Муртаза вопросительно поглядел на жену, желая понять, какое впечатление произвел на нее рассказ, но та уминала плов, не обращая внимания на его слова.

- Знаешь, что сказал технический директор? - важно продолжал Муртаза. - "Есть, говорит, у меня один товарищ, мой земляк, зовут его Нухом. Будь осторожен, не полагайся на него…" Видел я того человека, точно: проку от него никакого. Есть во мне сила, видать от аллаха! Как посмотрю на кого-нибудь, так сразу насквозь вижу… "Не волнуйся, мой директор, - сказал я. - Все исправлю, все налажу. Будет дисциплина и порядок…" А он, знаешь, что ответил? "Браво, Муртаза-эфенди! Не прошло и четверти часа, как ты приступил к своим обязанностям, и уже все понял, все постиг. Быть тебе во всем примером!"

Он опять поглядел на жену.

- Потом зашел в чайхану. А там грязь. Порядка нет, дисциплины никакой. Собрал рабочих, сказал им все, объяснил им, чтоб понимали… А почему? А потому, что так нужно. Пусть знают, что есть долг, великодушие, мужество. Пусть не забывают про бдительность!..

- Жалованья-то сколько тебе положили? - не удержавшись, спросила жена.

Муртаза презрительно скривил губы.

- Мне доверили такую должность, а ты про жалованье! Буду я спрашивать…

- Конечно, должен был спросить. У тебя шестеро детей на руках!
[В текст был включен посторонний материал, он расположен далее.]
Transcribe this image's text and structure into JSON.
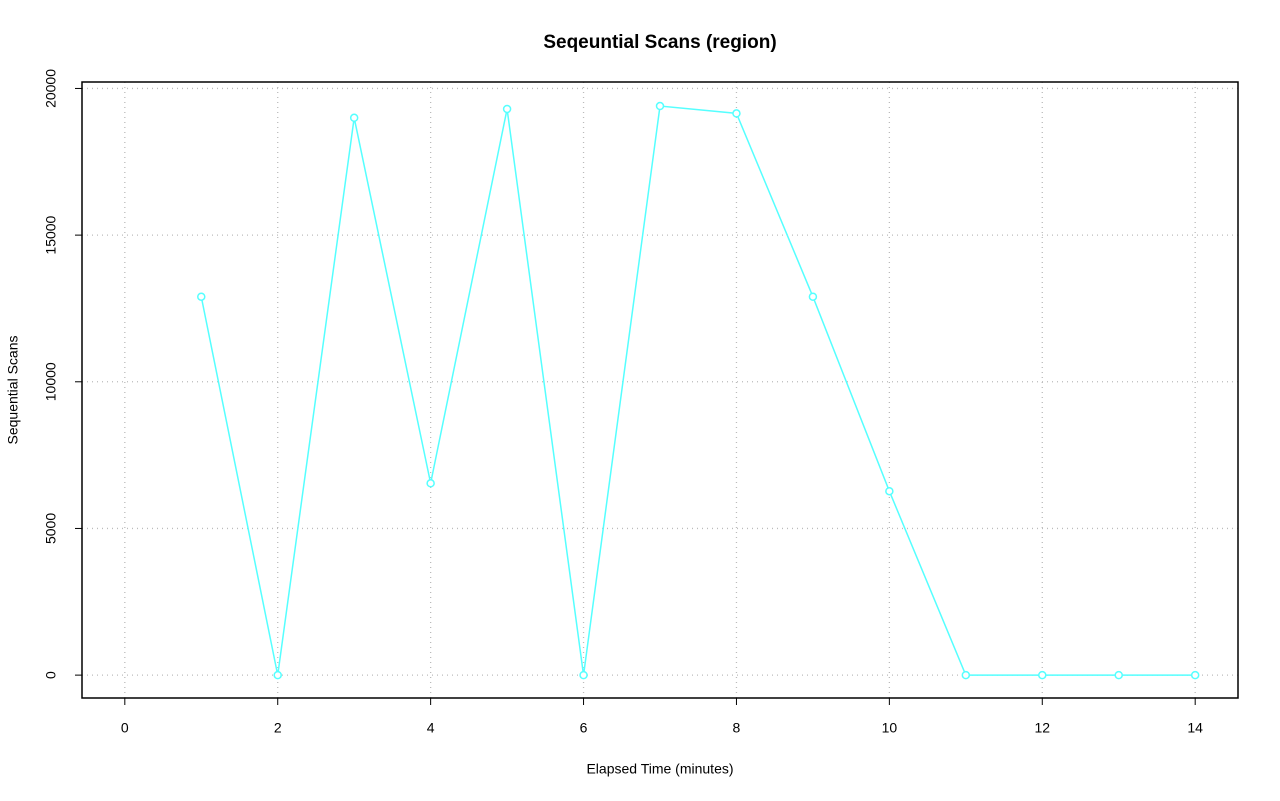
{
  "chart_data": {
    "type": "line",
    "title": "Seqeuntial Scans (region)",
    "x_label": "Elapsed Time (minutes)",
    "y_label": "Sequential Scans",
    "x": [
      1,
      2,
      3,
      4,
      5,
      6,
      7,
      8,
      9,
      10,
      11,
      12,
      13,
      14
    ],
    "series": [
      {
        "name": "Sequential Scans",
        "color": "#55ffff",
        "values": [
          12900,
          0,
          19000,
          6540,
          19300,
          0,
          19400,
          19150,
          12900,
          6270,
          0,
          0,
          0,
          0
        ]
      }
    ],
    "xlim": [
      -0.56,
      14.56
    ],
    "ylim": [
      -780,
      20220
    ],
    "xticks": [
      0,
      2,
      4,
      6,
      8,
      10,
      12,
      14
    ],
    "yticks": [
      0,
      5000,
      10000,
      15000,
      20000
    ],
    "grid": true
  }
}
- Ну про что ты говоришь? Я получил большую должность…

- Вот и хорошо! При большой должности должно быть и большое жалованье!

- А мне еще положены плащ, ботинки, форменная одежда, электрический фонарь…

- Что пользы от электрического фонаря и револьвера?

- Ну, заладила свое! - саркастически усмехнувшись, сказал Муртаза. - Курсов не кончала, потому ничего и не смыслишь. Прошла бы курс, получила бы должное воспитание, иначе думала бы. Да что с тобой говорить…

Женщина только пожала плечами и выскребла из миски остатки плова.

Дочери молча встали из-за стола и отправились к разостланной на полу постели. Через минуту они уже спали как убитые.

Муртаза прислонился к окну, закурил. Жена убрала со стола, подошла к дочерям, укрыла их старым покрывалом. Взяла на руки младенца и дала ему высохшую грудь.